A look at new doubts about conviction in 1957 murder

The allegation of a mishandled investigation, combined with newly-discovered evidence in one of the nation’s oldest unsolved crimes to ever reach trial means that a 76-year-old former security guard convicted and sentenced to life in the 1957 slaying of a 7-year-old girl in a northern Illinois could soon go free.

A hearing in the case is scheduled for Tuesday in a DeKalb County courthouse near where Maria Ridulph was abducted in small-town Sycamore as she played outside in the snow. She was stabbed and choked to death in a case that made national headlines at the time.

In a dramatic turnaround, DeKalb County State’s Attorney Richard Schmack said in a scathing filing last week that a six-month review turned up serious missteps during the investigation and the overall prosecution of the case. He also said new evidence supporting an alibi for Jack McCullough, a neighbor of Ridulph’s charged some 55 years after the murder. He was convicted at a bench trial in 2012.

Here’s a look at the case and what could happen next:

Q: What’s the new evidence?

A: It includes phone records showing that McCullough — as he claimed at trial — made a collect call to his parents from a phone booth in downtown Rockford, 35 miles from Sycamore, minutes after the abduction took place. Schmack said last week that testimony suggesting the abduction had taken place earlier — which may have given McCullough the opportunity to kidnap the girl first — was also discredited. That meant, he said, that there was no way McCullough could have committed the crime and then driven all the way to Rockford in time to place that call.
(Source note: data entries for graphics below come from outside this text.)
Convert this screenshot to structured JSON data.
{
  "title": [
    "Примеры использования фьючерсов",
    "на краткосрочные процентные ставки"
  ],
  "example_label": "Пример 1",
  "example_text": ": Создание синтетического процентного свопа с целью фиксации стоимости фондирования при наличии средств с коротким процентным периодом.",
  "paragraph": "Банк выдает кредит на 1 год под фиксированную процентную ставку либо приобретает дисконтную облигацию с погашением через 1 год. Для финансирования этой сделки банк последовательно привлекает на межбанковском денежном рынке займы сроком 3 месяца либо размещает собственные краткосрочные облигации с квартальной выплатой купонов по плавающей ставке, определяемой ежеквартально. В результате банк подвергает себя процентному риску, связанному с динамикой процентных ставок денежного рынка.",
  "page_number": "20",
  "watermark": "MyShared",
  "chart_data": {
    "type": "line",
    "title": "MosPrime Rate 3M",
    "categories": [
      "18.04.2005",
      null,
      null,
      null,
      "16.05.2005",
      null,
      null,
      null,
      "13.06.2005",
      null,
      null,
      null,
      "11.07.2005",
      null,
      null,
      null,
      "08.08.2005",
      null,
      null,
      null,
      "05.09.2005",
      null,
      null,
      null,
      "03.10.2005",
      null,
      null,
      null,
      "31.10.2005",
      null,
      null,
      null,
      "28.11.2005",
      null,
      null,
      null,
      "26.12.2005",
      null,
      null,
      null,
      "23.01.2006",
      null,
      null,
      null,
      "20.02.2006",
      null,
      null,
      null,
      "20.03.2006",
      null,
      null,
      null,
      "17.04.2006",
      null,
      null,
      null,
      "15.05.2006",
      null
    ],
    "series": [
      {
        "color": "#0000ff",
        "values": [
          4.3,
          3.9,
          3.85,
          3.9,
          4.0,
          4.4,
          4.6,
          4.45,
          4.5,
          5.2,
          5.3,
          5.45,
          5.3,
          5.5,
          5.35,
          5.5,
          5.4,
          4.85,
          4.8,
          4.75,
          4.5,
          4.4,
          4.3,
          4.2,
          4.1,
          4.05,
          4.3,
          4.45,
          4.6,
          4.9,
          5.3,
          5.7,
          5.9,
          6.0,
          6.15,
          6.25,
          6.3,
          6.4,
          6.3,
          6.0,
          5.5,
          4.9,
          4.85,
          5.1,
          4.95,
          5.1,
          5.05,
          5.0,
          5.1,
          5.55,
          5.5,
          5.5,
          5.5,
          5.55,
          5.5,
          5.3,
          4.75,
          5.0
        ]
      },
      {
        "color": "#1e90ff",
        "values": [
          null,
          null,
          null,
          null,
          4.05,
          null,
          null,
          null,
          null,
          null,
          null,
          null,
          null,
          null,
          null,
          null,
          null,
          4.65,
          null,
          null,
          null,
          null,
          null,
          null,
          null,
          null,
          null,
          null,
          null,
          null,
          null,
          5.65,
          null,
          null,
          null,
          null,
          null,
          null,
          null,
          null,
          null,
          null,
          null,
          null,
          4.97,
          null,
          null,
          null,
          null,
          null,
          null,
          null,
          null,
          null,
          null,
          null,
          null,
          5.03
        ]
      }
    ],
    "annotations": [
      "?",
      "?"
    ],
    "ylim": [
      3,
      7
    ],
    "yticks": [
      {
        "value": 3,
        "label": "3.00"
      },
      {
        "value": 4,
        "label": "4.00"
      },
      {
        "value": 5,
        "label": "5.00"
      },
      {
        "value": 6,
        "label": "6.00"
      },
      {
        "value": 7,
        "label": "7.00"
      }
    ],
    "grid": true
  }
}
“It is a manifest impossibility for (McCullough) to have been in Sycamore at 6:45 and also have made a phone call in downtown Rockford at 6:57,” Schmack wrote. “Thousands of pages of improperly excluded police reports more than 20 years old contain a wealth of information pointing to McCullough’s innocence, and absolutely nothing showing guilt.”

Q: What else raised questions about McCullough’s guilt?

A: Schmack, who was not the state’s attorney involved in prosecuting the case because he was elected around the time of the trial’s conclusion, criticized how evidence gathered in the 1950s was processed after the case was reopened, how timelines were determined and how evidence was presented to grand juries.

“Even without clear and convincing evidence of actual innocence, which there is, and even if there were some actual untainted evidence of guilty, which there is not, justice would still demand that the conviction be vacated based upon the unfair treatment Defendant received from start to finish, even if unintended by all concerned,” he wrote.

Q: There was no physical evidence. So what evidence did help convict McCullough at the 2012 trial?

A: Kathy Chapman, a childhood friend of Ridulph’s who had been playing outside with her at the time, identified McCullough. At trial, Chapman, then in her 60s, picked out a photo of a 17-year-old McCullough and said she was sure he had given her friend a piggyback ride just before she vanished.

But in his filing, Schmack said the photographic array was “suggestive in the extreme.” He added, “Her selection in 2010 of a black-and-white headshot of him as a teenager is clearly an unintentional and tragic mistake on her part.”

Q: Why was the case reopened at all so many years later with McCullough as a prime suspect?

A: One of the factors was an alleged deathbed comment by McCullough’s mother in 1994 — passed on to police by his half-sister in 2008 — that she knew her son had killed the girl. McCullough was arrested on July 1, 2011 at a retirement home in Washington state where he worked as a security guard.

McCullough has consistently denied having anything to do with the girl’s murder. At his sentencing, McCullough turned to her relatives sitting in the courtroom and proclaimed his innocence, telling them, “It was a crime I did not, would not, could not have done.”

Q: Could McCullough be released and, if so, how soon?

A: He could be freed, though it is unclear when. The process of assessing and reassessing evidence in cases like this where serious doubts emerge about a conviction can take weeks, months or sometimes even years. Judges have enormous discretion, so if the judge presiding over the McCullough’s case finds the new evidence overwhelming, he could potentially release McCullough Tuesday or within days.

Q: If McCullough didn’t do it, who did?

A: McCullough was briefly a suspect, like more than 100 others, in the 1950s. As the months became years, many Sycamore residents assumed the killer must have been someone passing through town — perhaps a truck driver. But if it turns out McCullough is not the killer, chances seem remote that new suspects will emerge or, if they do, that they are still living.